Es perentorio y urgente pasar a la ofensiva. Se agotó la paciencia y la buena fe respecto a esperar que el texto definitivo de la propuesta de nueva constitución sea un avance respecto a la vigente Constitución de Ricardo Lagos. No tiene sentido esperar al texto definitivo porque el texto de los más de 250 artículos está definido y lo que hará la comisión de armonización será solo de índole gramatical; poner o sacar una coma por aquí y por allá, acortar las frases para una mejor (o peor estética) y un par más de cosas de igual índole. Nada más. 

Se abre entonces la interrogante de cómo se debería abordar la estrategia de trabajo -que debe ser infatigable- para que esta propuesta no se apruebe. Una opción es abordar el tema desde la perspectiva de indicar por qué tal o cual artículo es malo y cuáles serían sus consecuencias. Esta es actualmente lo que más se aprecia en el lado del Rechazo. 

Mi sugerencia es levemente diferente…

Sugiero focalizar los esfuerzos en explicar y destacar todo lo que perderíamos si se aprueba la propuesta. Así reforzamos todas las muchas libertades y aspectos positivos de los que actualmente gozamos y que dejaremos de tener. Además, no tendremos que profundizar en los diferentes artículos intentando explicar el contenido de los mismos que ni los mismos convencionales son capaces de explicar (las miles de vaguedades se aclararán después en la ley, según dicen varios). 

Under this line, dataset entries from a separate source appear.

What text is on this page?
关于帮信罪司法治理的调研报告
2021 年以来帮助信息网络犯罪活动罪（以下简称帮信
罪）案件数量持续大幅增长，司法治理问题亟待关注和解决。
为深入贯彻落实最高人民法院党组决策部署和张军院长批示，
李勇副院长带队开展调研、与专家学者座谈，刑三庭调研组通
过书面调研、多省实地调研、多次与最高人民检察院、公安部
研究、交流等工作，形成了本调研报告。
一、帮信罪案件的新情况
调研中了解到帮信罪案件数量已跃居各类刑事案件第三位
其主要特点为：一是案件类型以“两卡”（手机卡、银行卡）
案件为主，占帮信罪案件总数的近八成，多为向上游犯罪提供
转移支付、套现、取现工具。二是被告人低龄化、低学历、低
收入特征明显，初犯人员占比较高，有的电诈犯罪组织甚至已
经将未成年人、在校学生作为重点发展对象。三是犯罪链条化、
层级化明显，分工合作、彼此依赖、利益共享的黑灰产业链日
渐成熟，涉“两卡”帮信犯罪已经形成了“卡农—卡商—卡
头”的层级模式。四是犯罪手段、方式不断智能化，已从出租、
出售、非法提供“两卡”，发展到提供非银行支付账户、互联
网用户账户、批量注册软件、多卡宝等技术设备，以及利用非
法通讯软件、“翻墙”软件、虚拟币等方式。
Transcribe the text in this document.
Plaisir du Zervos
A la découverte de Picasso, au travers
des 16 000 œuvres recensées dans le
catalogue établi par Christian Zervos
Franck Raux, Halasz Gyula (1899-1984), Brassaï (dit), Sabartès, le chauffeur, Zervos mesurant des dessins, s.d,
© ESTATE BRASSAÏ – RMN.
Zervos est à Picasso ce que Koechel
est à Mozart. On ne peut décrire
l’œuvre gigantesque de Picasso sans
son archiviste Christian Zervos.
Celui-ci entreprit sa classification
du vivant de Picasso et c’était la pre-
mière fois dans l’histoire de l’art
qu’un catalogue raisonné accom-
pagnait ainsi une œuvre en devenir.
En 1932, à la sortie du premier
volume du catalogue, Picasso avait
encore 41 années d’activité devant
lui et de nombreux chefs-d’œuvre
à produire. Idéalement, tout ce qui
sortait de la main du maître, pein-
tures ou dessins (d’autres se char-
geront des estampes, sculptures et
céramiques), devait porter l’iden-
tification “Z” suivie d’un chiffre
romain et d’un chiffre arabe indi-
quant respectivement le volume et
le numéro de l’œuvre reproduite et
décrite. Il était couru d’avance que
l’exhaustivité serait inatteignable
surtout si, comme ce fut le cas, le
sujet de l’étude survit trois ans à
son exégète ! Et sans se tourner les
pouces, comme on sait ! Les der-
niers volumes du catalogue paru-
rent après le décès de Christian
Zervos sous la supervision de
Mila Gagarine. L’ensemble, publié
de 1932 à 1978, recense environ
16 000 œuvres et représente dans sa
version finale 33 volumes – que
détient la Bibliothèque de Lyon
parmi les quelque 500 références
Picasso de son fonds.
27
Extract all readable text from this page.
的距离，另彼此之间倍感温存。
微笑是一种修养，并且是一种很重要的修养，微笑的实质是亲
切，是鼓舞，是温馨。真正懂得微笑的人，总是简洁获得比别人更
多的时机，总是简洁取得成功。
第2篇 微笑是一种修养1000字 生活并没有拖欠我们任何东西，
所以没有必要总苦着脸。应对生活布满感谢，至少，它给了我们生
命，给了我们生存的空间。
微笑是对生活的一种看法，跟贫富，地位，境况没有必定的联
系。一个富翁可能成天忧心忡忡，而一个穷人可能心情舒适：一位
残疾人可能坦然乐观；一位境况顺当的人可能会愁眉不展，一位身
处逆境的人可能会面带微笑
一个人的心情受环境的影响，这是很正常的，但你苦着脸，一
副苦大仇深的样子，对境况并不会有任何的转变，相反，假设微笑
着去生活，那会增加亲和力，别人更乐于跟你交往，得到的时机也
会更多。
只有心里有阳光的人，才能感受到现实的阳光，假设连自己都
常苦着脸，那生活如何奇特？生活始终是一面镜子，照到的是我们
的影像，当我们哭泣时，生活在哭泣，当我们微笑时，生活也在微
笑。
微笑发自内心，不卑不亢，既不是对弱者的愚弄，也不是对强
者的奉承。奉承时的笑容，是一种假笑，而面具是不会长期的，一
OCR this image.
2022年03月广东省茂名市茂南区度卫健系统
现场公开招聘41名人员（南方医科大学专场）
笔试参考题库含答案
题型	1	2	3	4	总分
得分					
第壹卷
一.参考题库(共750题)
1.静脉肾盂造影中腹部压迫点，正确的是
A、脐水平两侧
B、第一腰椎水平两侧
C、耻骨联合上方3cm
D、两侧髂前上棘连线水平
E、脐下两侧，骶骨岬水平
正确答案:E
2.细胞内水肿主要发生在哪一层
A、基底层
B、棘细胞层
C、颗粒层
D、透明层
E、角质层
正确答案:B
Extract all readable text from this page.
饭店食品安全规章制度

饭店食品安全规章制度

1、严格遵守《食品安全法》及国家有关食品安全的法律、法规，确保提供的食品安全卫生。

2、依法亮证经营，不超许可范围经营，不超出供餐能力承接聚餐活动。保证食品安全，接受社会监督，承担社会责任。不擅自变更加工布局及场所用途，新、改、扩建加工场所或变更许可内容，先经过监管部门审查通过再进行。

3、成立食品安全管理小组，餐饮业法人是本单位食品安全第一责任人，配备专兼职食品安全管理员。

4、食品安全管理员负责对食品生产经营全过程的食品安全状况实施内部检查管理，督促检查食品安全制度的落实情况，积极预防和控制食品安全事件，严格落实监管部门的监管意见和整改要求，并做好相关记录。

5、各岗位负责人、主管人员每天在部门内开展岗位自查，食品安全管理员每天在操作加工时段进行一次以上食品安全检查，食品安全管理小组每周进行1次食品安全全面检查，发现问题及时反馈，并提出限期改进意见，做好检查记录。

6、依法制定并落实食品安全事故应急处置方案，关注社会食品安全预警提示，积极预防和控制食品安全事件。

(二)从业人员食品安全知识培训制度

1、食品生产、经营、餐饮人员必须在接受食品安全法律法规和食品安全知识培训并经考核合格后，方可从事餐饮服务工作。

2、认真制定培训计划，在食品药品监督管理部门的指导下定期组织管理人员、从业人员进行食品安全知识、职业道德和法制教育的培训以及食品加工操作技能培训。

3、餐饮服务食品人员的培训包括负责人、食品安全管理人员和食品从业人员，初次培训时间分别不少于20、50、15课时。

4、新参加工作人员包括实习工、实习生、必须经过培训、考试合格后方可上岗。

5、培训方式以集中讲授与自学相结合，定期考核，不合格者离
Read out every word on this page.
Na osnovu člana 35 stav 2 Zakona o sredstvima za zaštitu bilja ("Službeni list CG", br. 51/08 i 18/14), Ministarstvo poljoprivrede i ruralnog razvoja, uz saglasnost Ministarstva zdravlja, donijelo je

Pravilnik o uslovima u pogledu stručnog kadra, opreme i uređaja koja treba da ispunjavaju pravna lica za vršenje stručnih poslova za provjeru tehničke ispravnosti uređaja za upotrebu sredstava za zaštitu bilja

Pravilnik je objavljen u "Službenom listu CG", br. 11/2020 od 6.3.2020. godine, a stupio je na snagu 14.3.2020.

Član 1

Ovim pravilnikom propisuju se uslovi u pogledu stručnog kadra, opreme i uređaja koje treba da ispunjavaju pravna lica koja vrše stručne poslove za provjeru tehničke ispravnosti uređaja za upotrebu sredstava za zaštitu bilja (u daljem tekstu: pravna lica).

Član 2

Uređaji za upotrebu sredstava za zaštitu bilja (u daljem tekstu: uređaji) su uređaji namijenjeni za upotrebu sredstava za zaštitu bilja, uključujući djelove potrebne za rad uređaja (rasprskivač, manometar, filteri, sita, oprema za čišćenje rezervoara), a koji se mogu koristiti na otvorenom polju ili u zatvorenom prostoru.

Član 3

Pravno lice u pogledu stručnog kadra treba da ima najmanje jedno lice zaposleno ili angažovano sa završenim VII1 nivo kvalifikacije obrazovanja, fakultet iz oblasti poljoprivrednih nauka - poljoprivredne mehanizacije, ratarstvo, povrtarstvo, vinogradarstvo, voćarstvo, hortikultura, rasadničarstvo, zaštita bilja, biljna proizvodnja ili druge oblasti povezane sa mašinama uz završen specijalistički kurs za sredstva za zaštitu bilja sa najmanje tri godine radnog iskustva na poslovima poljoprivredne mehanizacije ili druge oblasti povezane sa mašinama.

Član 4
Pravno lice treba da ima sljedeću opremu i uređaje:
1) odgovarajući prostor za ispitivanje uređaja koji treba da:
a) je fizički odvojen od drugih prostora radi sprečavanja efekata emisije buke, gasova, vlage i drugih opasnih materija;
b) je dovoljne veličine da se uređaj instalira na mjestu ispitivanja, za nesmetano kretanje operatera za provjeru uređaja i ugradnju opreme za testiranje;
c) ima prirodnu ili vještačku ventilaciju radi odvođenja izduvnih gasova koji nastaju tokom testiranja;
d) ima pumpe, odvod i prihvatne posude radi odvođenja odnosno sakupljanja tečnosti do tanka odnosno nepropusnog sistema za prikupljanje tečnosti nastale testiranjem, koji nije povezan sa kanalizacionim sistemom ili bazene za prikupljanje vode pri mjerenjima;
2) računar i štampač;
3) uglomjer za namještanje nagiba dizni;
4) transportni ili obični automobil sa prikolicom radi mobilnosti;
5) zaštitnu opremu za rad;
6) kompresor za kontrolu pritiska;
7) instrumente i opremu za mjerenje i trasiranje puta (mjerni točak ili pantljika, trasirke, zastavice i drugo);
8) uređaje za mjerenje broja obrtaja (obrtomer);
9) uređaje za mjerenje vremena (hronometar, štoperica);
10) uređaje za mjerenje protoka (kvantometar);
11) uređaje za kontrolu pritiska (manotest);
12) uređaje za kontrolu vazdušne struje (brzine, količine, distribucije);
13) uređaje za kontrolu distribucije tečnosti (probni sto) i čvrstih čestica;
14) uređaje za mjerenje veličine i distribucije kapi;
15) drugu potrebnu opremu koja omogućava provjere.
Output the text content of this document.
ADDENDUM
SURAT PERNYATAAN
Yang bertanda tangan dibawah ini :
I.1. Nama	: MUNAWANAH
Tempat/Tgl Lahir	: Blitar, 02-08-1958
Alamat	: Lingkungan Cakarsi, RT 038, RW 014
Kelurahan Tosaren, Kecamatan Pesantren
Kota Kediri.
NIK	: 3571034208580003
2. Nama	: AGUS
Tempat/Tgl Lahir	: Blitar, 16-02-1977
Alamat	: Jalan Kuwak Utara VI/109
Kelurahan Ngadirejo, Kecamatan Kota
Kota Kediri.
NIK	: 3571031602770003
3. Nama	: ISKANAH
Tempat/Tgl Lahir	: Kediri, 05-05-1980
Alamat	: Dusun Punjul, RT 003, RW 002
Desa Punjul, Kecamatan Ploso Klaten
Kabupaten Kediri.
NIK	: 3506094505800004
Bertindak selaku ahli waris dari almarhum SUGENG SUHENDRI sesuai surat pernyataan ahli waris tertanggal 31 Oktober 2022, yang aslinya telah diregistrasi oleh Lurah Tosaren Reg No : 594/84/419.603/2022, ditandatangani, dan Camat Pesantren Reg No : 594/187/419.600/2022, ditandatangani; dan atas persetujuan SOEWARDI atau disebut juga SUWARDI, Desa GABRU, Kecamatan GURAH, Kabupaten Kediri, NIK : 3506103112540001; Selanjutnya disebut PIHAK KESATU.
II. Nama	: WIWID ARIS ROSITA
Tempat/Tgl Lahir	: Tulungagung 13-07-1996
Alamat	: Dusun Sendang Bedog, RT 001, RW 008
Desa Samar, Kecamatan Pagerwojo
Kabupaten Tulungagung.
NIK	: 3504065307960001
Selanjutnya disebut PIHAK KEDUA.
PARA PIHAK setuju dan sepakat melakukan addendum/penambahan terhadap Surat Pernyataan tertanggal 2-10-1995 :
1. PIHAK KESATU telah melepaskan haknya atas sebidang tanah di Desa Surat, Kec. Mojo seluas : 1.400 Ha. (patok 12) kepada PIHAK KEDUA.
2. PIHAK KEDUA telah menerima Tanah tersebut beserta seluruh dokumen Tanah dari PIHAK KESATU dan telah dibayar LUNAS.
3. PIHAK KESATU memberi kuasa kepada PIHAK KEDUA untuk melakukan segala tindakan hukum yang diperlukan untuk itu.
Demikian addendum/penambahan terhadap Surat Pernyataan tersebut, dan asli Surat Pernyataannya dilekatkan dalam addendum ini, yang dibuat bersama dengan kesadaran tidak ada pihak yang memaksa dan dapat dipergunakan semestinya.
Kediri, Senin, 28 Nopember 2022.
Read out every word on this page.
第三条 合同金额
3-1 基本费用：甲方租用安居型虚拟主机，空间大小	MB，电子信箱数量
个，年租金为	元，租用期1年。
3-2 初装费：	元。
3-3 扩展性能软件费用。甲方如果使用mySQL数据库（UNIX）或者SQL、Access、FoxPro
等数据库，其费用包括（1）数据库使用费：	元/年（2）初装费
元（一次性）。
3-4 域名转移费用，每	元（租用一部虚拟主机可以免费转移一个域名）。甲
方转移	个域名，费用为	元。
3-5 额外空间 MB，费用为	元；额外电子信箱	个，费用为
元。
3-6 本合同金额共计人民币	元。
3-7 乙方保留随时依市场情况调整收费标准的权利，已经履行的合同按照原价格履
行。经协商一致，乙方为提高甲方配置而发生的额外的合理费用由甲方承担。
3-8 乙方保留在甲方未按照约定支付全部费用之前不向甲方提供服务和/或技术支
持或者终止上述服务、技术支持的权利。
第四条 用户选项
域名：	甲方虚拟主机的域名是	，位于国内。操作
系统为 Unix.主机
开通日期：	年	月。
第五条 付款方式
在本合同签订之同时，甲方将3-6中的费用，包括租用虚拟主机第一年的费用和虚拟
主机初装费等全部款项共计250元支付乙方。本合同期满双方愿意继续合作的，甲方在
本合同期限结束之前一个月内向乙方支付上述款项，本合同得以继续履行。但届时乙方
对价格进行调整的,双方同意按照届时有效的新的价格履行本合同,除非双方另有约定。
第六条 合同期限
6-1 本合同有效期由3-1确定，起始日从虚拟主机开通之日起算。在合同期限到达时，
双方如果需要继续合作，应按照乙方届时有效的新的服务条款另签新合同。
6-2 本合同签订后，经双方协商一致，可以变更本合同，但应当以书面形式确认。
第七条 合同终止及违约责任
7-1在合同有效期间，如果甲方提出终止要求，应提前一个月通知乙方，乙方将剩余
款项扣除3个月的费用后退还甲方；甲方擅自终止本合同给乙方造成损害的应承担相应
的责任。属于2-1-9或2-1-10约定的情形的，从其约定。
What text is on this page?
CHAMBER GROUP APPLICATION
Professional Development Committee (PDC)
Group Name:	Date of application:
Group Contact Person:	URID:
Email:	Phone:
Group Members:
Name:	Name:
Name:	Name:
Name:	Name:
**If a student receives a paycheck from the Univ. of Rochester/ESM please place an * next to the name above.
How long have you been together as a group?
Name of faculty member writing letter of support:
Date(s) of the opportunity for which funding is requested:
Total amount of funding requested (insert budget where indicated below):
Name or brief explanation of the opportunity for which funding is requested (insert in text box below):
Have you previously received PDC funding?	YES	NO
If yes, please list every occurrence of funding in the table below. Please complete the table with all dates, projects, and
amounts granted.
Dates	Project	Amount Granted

Veamos tres ejemplos, sin ningún orden de prelación, para que se entienda mejor la idea.

“Si usted, Señora Juanita -no sé porqué la Señora Juanita no se pierde una-, decide viajar a alguna comuna de alguna región cualquiera donde haya alguna densidad de población de pueblo indígena significativa y que haya adoptado como lengua oficial el idioma de ese pueblo, su castellano podría no servirle para comunicarse con ellos, porque es usted la obligada a hablarles en su idioma y no ellos en castellano a usted. Estará en Chile, pero no se sentirá en Chile, es decir, será una extranjera en su país”. (Art. 12).

“Usted, don Serapio -quedan pocos Serapios seguramente y muchos menos saben que el nombre viene del latín y significa guardián y protector-, con mucho esfuerzo construyó junto a su esposa unas cabañas turísticas en la comuna donde vive y siempre han tenido un buen nivel de ocupación, suficiente para vivir tranquilo. Pero con tan mala suerte que su comuna pasó a ser autónoma y ahora una asamblea social comunal puede hacer una ordenación del turismo tal, que su actividad, por cualquier causa desconocida hoy, quede fuera de esa ordenación y al margen de poder seguir funcionando. El esfuerzo de años no pasó la prueba de la nueva constitución y su emprendimiento, como el de miles de chilenos, se podría ver irremediablemente truncado”.

“En su tercera generación, su empresa, don Agustín, que fundó su abuelo, ha permanecido en el tiempo gracias al esfuerzo de su familia. Con paciencia y con trabajo han asumido riesgos y dinero cada vez que alguna decisión importante exigió adaptarse a realidades cambiantes y siempre pensando en el largo plazo. Las decisiones y los riesgos siempre fueron asumidos por la familia. Ahora, sus trabajadores, a través de sus organizaciones sindicales tendrán el derecho de participar -no solo de ser eventualmente informados- en las futuras decisiones (pero no de los riesgos), ya sea que convengan o no a la empresa para seguir desarrollándose. ¡Perderemos la cuenta de las quiebras y los fracasos, don Agustín!” (Art. 9 Cap. sin nombrar).

Con el enfoque ejemplificado recién, cuando nos veamos enfrentados a tener que explicar a la ciudadanía por qué NO convienen aprobar la propuesta de constitución, el pueblo entenderá mucho mejor cómo se verán afectadas las libertades de las que hoy gozan y que les resultan, a fuerza de considerarlas dadas por definición, transparentes.